In Self Determination Theory (developed by Edward Deci and Richard Ryan in 1985 and expanded in 2000), researchers explain the difference between extrinsic motivation and intrinsic motivation. Extrinsic motivation comes from outcomes, approval, and rewards. Intrinsic motivation comes from values, identity, and purpose.
When your worth is tied to output, everything becomes extrinsic. You perform, but your nervous system never rests. You can succeed all week and still feel one bad email away from unraveling.
Burnout research confirms this. In The Truth About Burnout (by Christina Maslach and Michael Leiter, first published in 1997 and updated in 2008), burnout is not caused by working too hard. It is caused by chronic mismatch, especially when people feel they must constantly prove their value to stay legitimate.
Accounting firms accidentally create this mismatch all the time. We praise the person who saves the day, reward availability, and we normalize last-minute heroics. We then wonder why the most capable people are tired, irritable, and quietly fantasizing about jobs with fewer spreadsheets and more houseplants.

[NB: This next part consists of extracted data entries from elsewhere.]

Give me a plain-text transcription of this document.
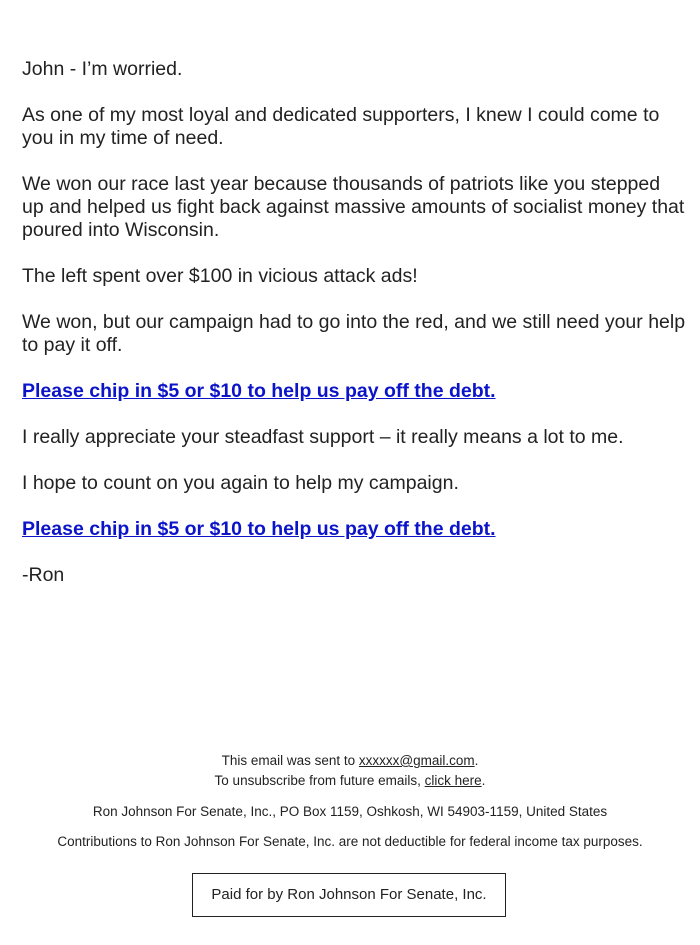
John - I’m worried.

As one of my most loyal and dedicated supporters, I knew I could come to you in my time of need.

We won our race last year because thousands of patriots like you stepped up and helped us fight back against massive amounts of socialist money that poured into Wisconsin.

The left spent over $100 in vicious attack ads!

We won, but our campaign had to go into the red, and we still need your help to pay it off.

Please chip in $5 or $10 to help us pay off the debt.

I really appreciate your steadfast support – it really means a lot to me.

I hope to count on you again to help my campaign.

Please chip in $5 or $10 to help us pay off the debt.

-Ron

This email was sent to xxxxxx@gmail.com.
To unsubscribe from future emails, click here.
Ron Johnson For Senate, Inc., PO Box 1159, Oshkosh, WI 54903-1159, United States
Contributions to Ron Johnson For Senate, Inc. are not deductible for federal income tax purposes.
Paid for by Ron Johnson For Senate, Inc.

Pick one recurring task you currently own and design it to survive your absence. Not forever and not perfectly, but just long enough that the firm does not panic when you take a real day off.
Document the steps and what ‘good’ looks like. Decide where judgment lives and where it does not. This moves your value from doing the work to designing the work, which research (according to Deci and Ryan) shows supports autonomy and intrinsic motivation.
Also, it is incredibly humbling in the best possible way.
Stop asking yourself how busy you were this week and start noticing how calm the systems were.
Michael H. Kernis explains in Toward a Conceptualization of Optimal Self Esteem (published in 2003) that stable self-worth comes from consistency, not constant validation. Calm systems create consistent experiences, which makes your sense of value less reactive.
Busy feels important, but calm is actually effective.
Block time for thinking, documenting, and improving things that already work. This time will feel uncomfortable because it produces no immediate proof that you are valuable. That discomfort is not a sign you are doing it wrong. It is a sign you are breaking the ‘output = worth’ habit.
Research consistently shows that environments that support autonomy and purpose create more sustainable engagement than environments built on pressure and performance alone.
Also, this is the work that lets you sleep.
When your value comes from who you are, not what you personally produce, the firm changes, you stop hovering, your team steps up, and the business stops relying on your adrenaline.
The research is clear. Self-worth anchored to identity and values is more resilient than self-worth anchored to outcomes, as shown in the work of Crocker and Wolfe.
You were never meant to be the system. You were meant to build one, to trust it, and to still matter on the days when your to-do list is short.